#SOUTHAFRICA: President Cyril Ramaphosa, in his State of the Nation Address, assessed South Africa’s socio-economic situation and announced a government programme to improve the conditions of life for citizens of South Africa.
The 2019 Budget Speech, which Minister of Finance Mr Tito Mboweni will deliver to the National Assembly sitting on 20 February, will give details of spending and revenue collection plans to carry out the programme.
In addition to delivering the 2019 Budget Speech, Minister Mboweni will table the Division of Revenue Bill and introduce the Appropriation Bill and the Public Audit Excess Fee Bill.
South Africans are hoping for some positive outcomes after a tough period recently. With food and transport prices increasing over the past year, beneficiaries are waiting to hear if Mboweni will be giving them extra support.
Especially the millions who rely on government grants.
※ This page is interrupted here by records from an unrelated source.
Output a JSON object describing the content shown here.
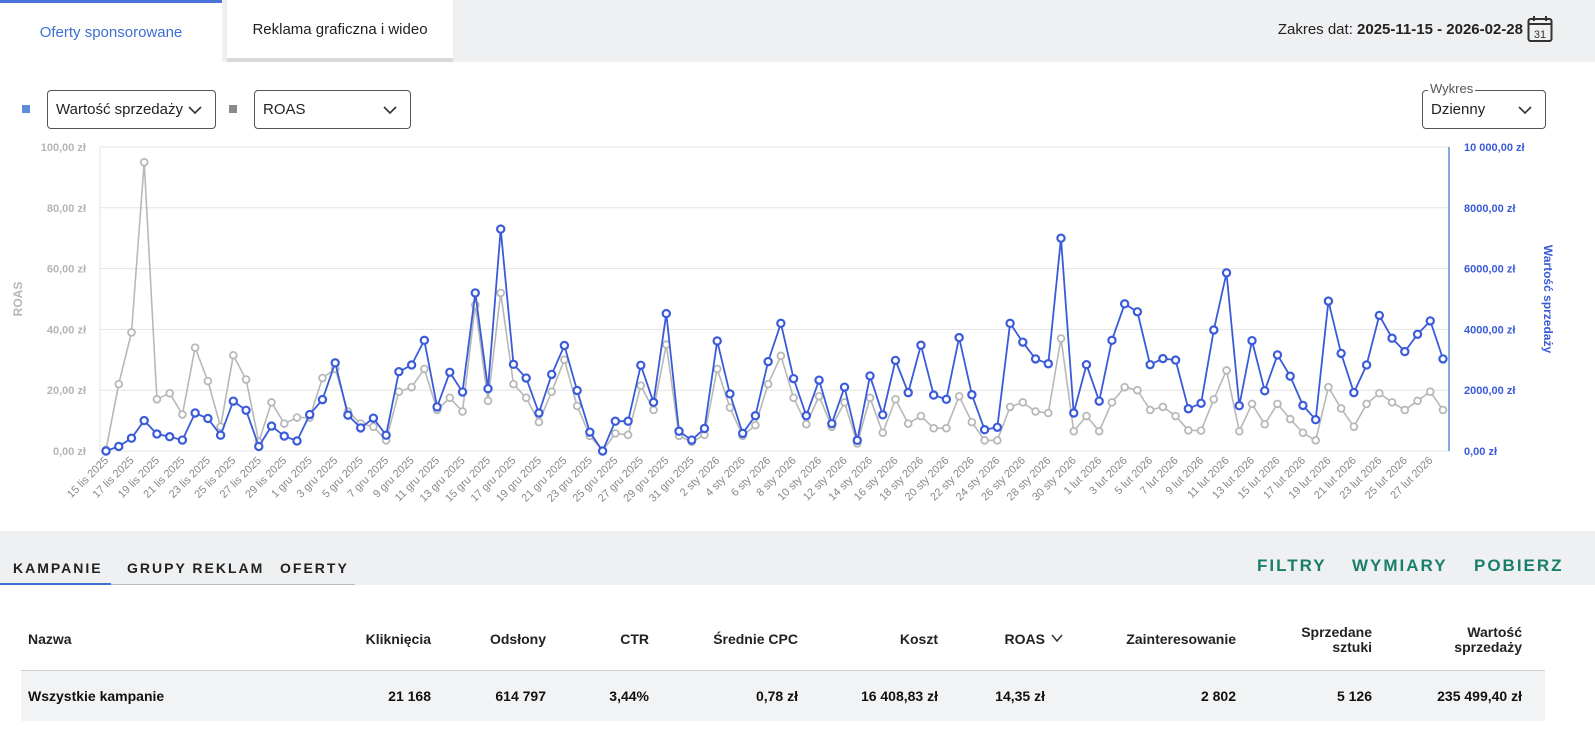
{
  "tabs": [
    {
      "label": "Oferty sponsorowane"
    },
    {
      "label": "Reklama graficzna i wideo"
    }
  ],
  "date_range": {
    "label": "Zakres dat:",
    "value": "2025-11-15 - 2026-02-28",
    "icon": "calendar-icon",
    "icon_text": "31"
  },
  "controls": {
    "primary_metric": "Wartość sprzedaży",
    "secondary_metric": "ROAS",
    "chart_mode_label": "Wykres",
    "chart_mode_value": "Dzienny",
    "primary_color": "#4a6bd6",
    "secondary_color": "#8a8a8a"
  },
  "chart_data": {
    "type": "line",
    "x": [
      "15 lis 2025",
      "16 lis 2025",
      "17 lis 2025",
      "18 lis 2025",
      "19 lis 2025",
      "20 lis 2025",
      "21 lis 2025",
      "22 lis 2025",
      "23 lis 2025",
      "24 lis 2025",
      "25 lis 2025",
      "26 lis 2025",
      "27 lis 2025",
      "28 lis 2025",
      "29 lis 2025",
      "30 lis 2025",
      "1 gru 2025",
      "2 gru 2025",
      "3 gru 2025",
      "4 gru 2025",
      "5 gru 2025",
      "6 gru 2025",
      "7 gru 2025",
      "8 gru 2025",
      "9 gru 2025",
      "10 gru 2025",
      "11 gru 2025",
      "12 gru 2025",
      "13 gru 2025",
      "14 gru 2025",
      "15 gru 2025",
      "16 gru 2025",
      "17 gru 2025",
      "18 gru 2025",
      "19 gru 2025",
      "20 gru 2025",
      "21 gru 2025",
      "22 gru 2025",
      "23 gru 2025",
      "24 gru 2025",
      "25 gru 2025",
      "26 gru 2025",
      "27 gru 2025",
      "28 gru 2025",
      "29 gru 2025",
      "30 gru 2025",
      "31 gru 2025",
      "1 sty 2026",
      "2 sty 2026",
      "3 sty 2026",
      "4 sty 2026",
      "5 sty 2026",
      "6 sty 2026",
      "7 sty 2026",
      "8 sty 2026",
      "9 sty 2026",
      "10 sty 2026",
      "11 sty 2026",
      "12 sty 2026",
      "13 sty 2026",
      "14 sty 2026",
      "15 sty 2026",
      "16 sty 2026",
      "17 sty 2026",
      "18 sty 2026",
      "19 sty 2026",
      "20 sty 2026",
      "21 sty 2026",
      "22 sty 2026",
      "23 sty 2026",
      "24 sty 2026",
      "25 sty 2026",
      "26 sty 2026",
      "27 sty 2026",
      "28 sty 2026",
      "29 sty 2026",
      "30 sty 2026",
      "31 sty 2026",
      "1 lut 2026",
      "2 lut 2026",
      "3 lut 2026",
      "4 lut 2026",
      "5 lut 2026",
      "6 lut 2026",
      "7 lut 2026",
      "8 lut 2026",
      "9 lut 2026",
      "10 lut 2026",
      "11 lut 2026",
      "12 lut 2026",
      "13 lut 2026",
      "14 lut 2026",
      "15 lut 2026",
      "16 lut 2026",
      "17 lut 2026",
      "18 lut 2026",
      "19 lut 2026",
      "20 lut 2026",
      "21 lut 2026",
      "22 lut 2026",
      "23 lut 2026",
      "24 lut 2026",
      "25 lut 2026",
      "26 lut 2026",
      "27 lut 2026",
      "28 lut 2026"
    ],
    "tick_labels": [
      "15 lis 2025",
      "17 lis 2025",
      "19 lis 2025",
      "21 lis 2025",
      "23 lis 2025",
      "25 lis 2025",
      "27 lis 2025",
      "29 lis 2025",
      "1 gru 2025",
      "3 gru 2025",
      "5 gru 2025",
      "7 gru 2025",
      "9 gru 2025",
      "11 gru 2025",
      "13 gru 2025",
      "15 gru 2025",
      "17 gru 2025",
      "19 gru 2025",
      "21 gru 2025",
      "23 gru 2025",
      "25 gru 2025",
      "27 gru 2025",
      "29 gru 2025",
      "31 gru 2025",
      "2 sty 2026",
      "4 sty 2026",
      "6 sty 2026",
      "8 sty 2026",
      "10 sty 2026",
      "12 sty 2026",
      "14 sty 2026",
      "16 sty 2026",
      "18 sty 2026",
      "20 sty 2026",
      "22 sty 2026",
      "24 sty 2026",
      "26 sty 2026",
      "28 sty 2026",
      "30 sty 2026",
      "1 lut 2026",
      "3 lut 2026",
      "5 lut 2026",
      "7 lut 2026",
      "9 lut 2026",
      "11 lut 2026",
      "13 lut 2026",
      "15 lut 2026",
      "17 lut 2026",
      "19 lut 2026",
      "21 lut 2026",
      "23 lut 2026",
      "25 lut 2026",
      "27 lut 2026"
    ],
    "y_left": {
      "label": "ROAS",
      "min": 0,
      "max": 100,
      "ticks": [
        "0,00 zł",
        "20,00 zł",
        "40,00 zł",
        "60,00 zł",
        "80,00 zł",
        "100,00 zł"
      ]
    },
    "y_right": {
      "label": "Wartość sprzedaży",
      "min": 0,
      "max": 10000,
      "ticks": [
        "0,00 zł",
        "2000,00 zł",
        "4000,00 zł",
        "6000,00 zł",
        "8000,00 zł",
        "10 000,00 zł"
      ]
    },
    "grid": true,
    "series": [
      {
        "name": "Wartość sprzedaży",
        "axis": "right",
        "color": "#3a5bd9",
        "values": [
          0,
          150,
          420,
          1000,
          560,
          470,
          360,
          1250,
          1070,
          520,
          1640,
          1340,
          150,
          820,
          490,
          330,
          1200,
          1690,
          2900,
          1180,
          760,
          1080,
          520,
          2610,
          2830,
          3640,
          1450,
          2590,
          1940,
          5200,
          2050,
          7300,
          2850,
          2400,
          1250,
          2520,
          3470,
          1990,
          620,
          0,
          980,
          980,
          2820,
          1600,
          4520,
          650,
          360,
          740,
          3620,
          1880,
          580,
          1160,
          2940,
          4200,
          2380,
          1160,
          2330,
          900,
          2100,
          350,
          2470,
          1190,
          2980,
          1920,
          3480,
          1840,
          1700,
          3730,
          1850,
          700,
          780,
          4200,
          3580,
          3030,
          2870,
          7000,
          1250,
          2840,
          1640,
          3640,
          4840,
          4580,
          2840,
          3040,
          2990,
          1390,
          1570,
          3980,
          5860,
          1490,
          3630,
          1980,
          3160,
          2460,
          1500,
          1030,
          4930,
          3210,
          1920,
          2830,
          4460,
          3710,
          3270,
          3840,
          4280,
          3030
        ]
      },
      {
        "name": "ROAS",
        "axis": "left",
        "color": "#b8b8b8",
        "values": [
          0.4,
          22,
          39,
          95,
          17,
          19,
          12,
          34,
          23,
          8,
          31.5,
          23.5,
          3,
          16,
          9,
          11,
          11,
          24,
          27,
          13,
          9,
          8,
          3.5,
          19.5,
          21,
          27,
          13.5,
          17.5,
          13,
          48,
          16.5,
          52,
          22,
          17.5,
          9.5,
          19.5,
          30,
          14.8,
          5,
          0,
          5.8,
          5.3,
          21.5,
          13.5,
          35,
          5,
          3,
          5.3,
          27,
          14.3,
          5,
          8.5,
          22,
          31.3,
          17.5,
          8.8,
          18,
          8,
          16,
          2.5,
          17.5,
          6,
          17,
          9,
          11.5,
          7.5,
          7.5,
          18,
          9.5,
          3.5,
          3.5,
          14.5,
          16,
          13,
          12.5,
          37,
          6.5,
          11.5,
          6.5,
          16,
          21,
          20,
          13.5,
          14.5,
          11.5,
          6.8,
          6.7,
          17,
          26.5,
          6.5,
          15.5,
          8.8,
          15.5,
          10.5,
          6,
          3.5,
          21,
          14,
          8,
          15.5,
          19,
          16,
          13.5,
          16.5,
          19.5,
          13.5
        ]
      }
    ]
  },
  "bottom_tabs": [
    {
      "label": "KAMPANIE"
    },
    {
      "label": "GRUPY REKLAM"
    },
    {
      "label": "OFERTY"
    }
  ],
  "actions": {
    "filters": "FILTRY",
    "dimensions": "WYMIARY",
    "download": "POBIERZ"
  },
  "table": {
    "headers": {
      "name": "Nazwa",
      "clicks": "Kliknięcia",
      "views": "Odsłony",
      "ctr": "CTR",
      "cpc": "Średnie CPC",
      "cost": "Koszt",
      "roas": "ROAS",
      "interest": "Zainteresowanie",
      "sold_line1": "Sprzedane",
      "sold_line2": "sztuki",
      "value_line1": "Wartość",
      "value_line2": "sprzedaży"
    },
    "total_row": {
      "name": "Wszystkie kampanie",
      "clicks": "21 168",
      "views": "614 797",
      "ctr": "3,44%",
      "cpc": "0,78 zł",
      "cost": "16 408,83 zł",
      "roas": "14,35 zł",
      "interest": "2 802",
      "sold": "5 126",
      "value": "235 499,40 zł"
    }
  }
}
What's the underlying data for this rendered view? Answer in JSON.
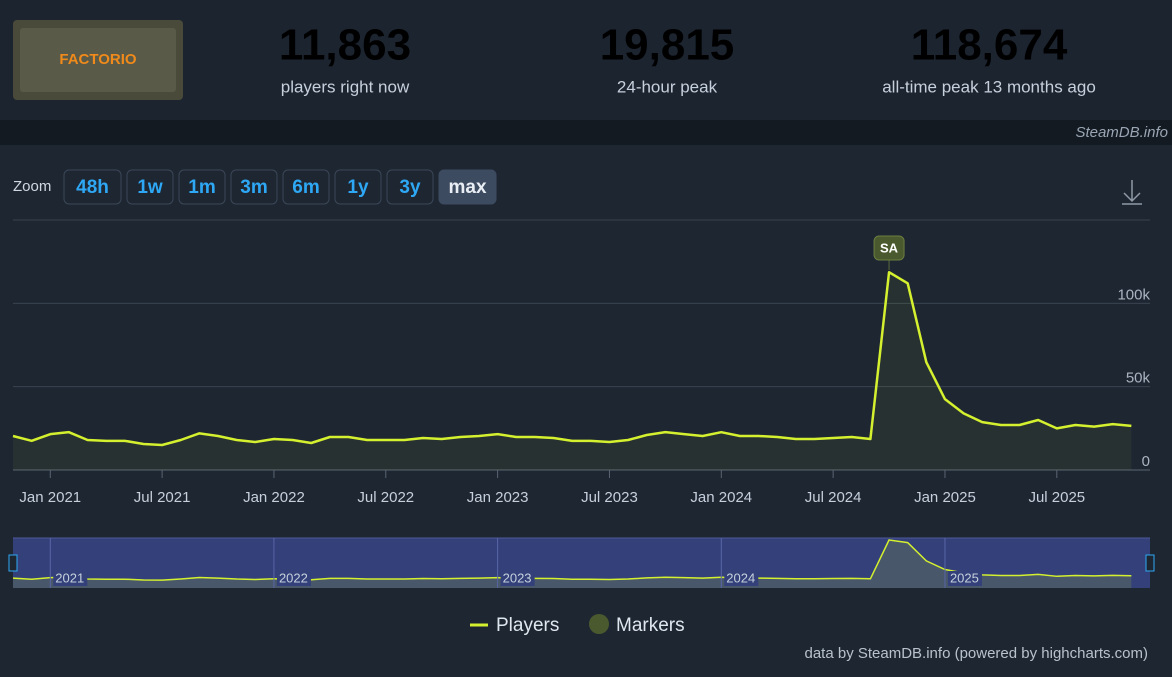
{
  "header": {
    "logo_text": "FACTORIO",
    "stats": [
      {
        "value": "11,863",
        "label": "players right now"
      },
      {
        "value": "19,815",
        "label": "24-hour peak"
      },
      {
        "value": "118,674",
        "label": "all-time peak 13 months ago"
      }
    ],
    "watermark": "SteamDB.info"
  },
  "zoom": {
    "label": "Zoom",
    "buttons": [
      "48h",
      "1w",
      "1m",
      "3m",
      "6m",
      "1y",
      "3y",
      "max"
    ],
    "selected": "max"
  },
  "chart_data": {
    "type": "line",
    "x": [
      "2020-11",
      "2020-12",
      "2021-01",
      "2021-02",
      "2021-03",
      "2021-04",
      "2021-05",
      "2021-06",
      "2021-07",
      "2021-08",
      "2021-09",
      "2021-10",
      "2021-11",
      "2021-12",
      "2022-01",
      "2022-02",
      "2022-03",
      "2022-04",
      "2022-05",
      "2022-06",
      "2022-07",
      "2022-08",
      "2022-09",
      "2022-10",
      "2022-11",
      "2022-12",
      "2023-01",
      "2023-02",
      "2023-03",
      "2023-04",
      "2023-05",
      "2023-06",
      "2023-07",
      "2023-08",
      "2023-09",
      "2023-10",
      "2023-11",
      "2023-12",
      "2024-01",
      "2024-02",
      "2024-03",
      "2024-04",
      "2024-05",
      "2024-06",
      "2024-07",
      "2024-08",
      "2024-09",
      "2024-10",
      "2024-11",
      "2024-12",
      "2025-01",
      "2025-02",
      "2025-03",
      "2025-04",
      "2025-05",
      "2025-06",
      "2025-07",
      "2025-08",
      "2025-09",
      "2025-10",
      "2025-11"
    ],
    "series": [
      {
        "name": "Players",
        "color": "#d4f02e",
        "values": [
          20400,
          17500,
          21500,
          22700,
          18000,
          17500,
          17500,
          15600,
          15000,
          18000,
          22000,
          20400,
          18000,
          16800,
          18600,
          18000,
          16200,
          19800,
          19800,
          18000,
          18000,
          18000,
          19200,
          18600,
          19800,
          20400,
          21500,
          19800,
          19800,
          19200,
          17500,
          17500,
          16800,
          18000,
          21000,
          22700,
          21500,
          20400,
          22700,
          20400,
          20400,
          19800,
          18600,
          18600,
          19200,
          19800,
          18600,
          118674,
          112000,
          64700,
          42500,
          34000,
          28700,
          27000,
          27000,
          30000,
          25000,
          27000,
          26000,
          27500,
          26500
        ]
      }
    ],
    "xlim": [
      "2020-11",
      "2025-12"
    ],
    "xticks": [
      {
        "value": "2021-01",
        "label": "Jan 2021"
      },
      {
        "value": "2021-07",
        "label": "Jul 2021"
      },
      {
        "value": "2022-01",
        "label": "Jan 2022"
      },
      {
        "value": "2022-07",
        "label": "Jul 2022"
      },
      {
        "value": "2023-01",
        "label": "Jan 2023"
      },
      {
        "value": "2023-07",
        "label": "Jul 2023"
      },
      {
        "value": "2024-01",
        "label": "Jan 2024"
      },
      {
        "value": "2024-07",
        "label": "Jul 2024"
      },
      {
        "value": "2025-01",
        "label": "Jan 2025"
      },
      {
        "value": "2025-07",
        "label": "Jul 2025"
      }
    ],
    "ylim": [
      0,
      150000
    ],
    "yticks": [
      0,
      {
        "value": 50000,
        "label": "50k"
      },
      {
        "value": 100000,
        "label": "100k"
      }
    ],
    "grid": true,
    "annotations": [
      {
        "x": "2024-10",
        "text": "SA"
      }
    ],
    "legend": [
      "Players",
      "Markers"
    ],
    "navigator_labels": [
      "2021",
      "2022",
      "2023",
      "2024",
      "2025"
    ]
  },
  "credits": "data by SteamDB.info (powered by highcharts.com)"
}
In former Finance Minister, Malusi Gigaba’s speech he had the unpleasant task of hiking VAT from 14% to 15% – the first since South Africa became a democracy – sparking the fury of unions and the opposition.
That was inevitable due to the fiscal hole made much deeper by former President Jacob Zuma’s bombshell announcement of fee-free higher education: R57 billion was set aside to cover that for three years.
There was a little relief for some taxpayers, but fuel levies rose by 52 cents a litre, setting the stage for more pain when the rising cost of oil drove up prices at the pump, hitting consumers hard.
Ahead of the speech today, social media users are despondent, hopeful and expect some relief amidst South Africa’s major issues that have affected them directly.
Less than a week after his debut, Gigaba was replaced by Nhlanhla Nene in President Cyril Ramaphosa’s first Cabinet shake-up. By October, Nene had stepped down and it was up to former SA Reserve Bank governor Tito Mboweni to deliver the mid-term Budget review.
“South Africa is at a crossroads,” Mboweni said.
The growth forecast was slashed by half, from 1.5% to a paltry 0.7%. “South Africa is at a crossroads,” Mboweni said.
Mboweni spoke of difficult choices, including a “hard look” at SOEs and the government’s ever-increasing salary bill, after last year’s wage agreement blew February Budget targets by R30bn.
Economist Iraj Abedian, of Pan-African Investment and Research Services, says the only good news we can expect is that “there will be no more bad news”.
Eskom, responsible for producing 95% of the country’s electricity, is mired in debt and inefficiencies. Recent days of load-shedding have left the economy reeling – and the 96-year-old giant parastatal is now considered a threat to national security, because if it crashes and burns, so does the economy.
Plans to steer it out of crisis will take centre-stage in Mboweni’s speech today. Whatever package he unveils, every South African will be footing the bill.
Just twelve months down the line since Gigaba channeled Kendrick Lamar, we’re clearly not “alright”.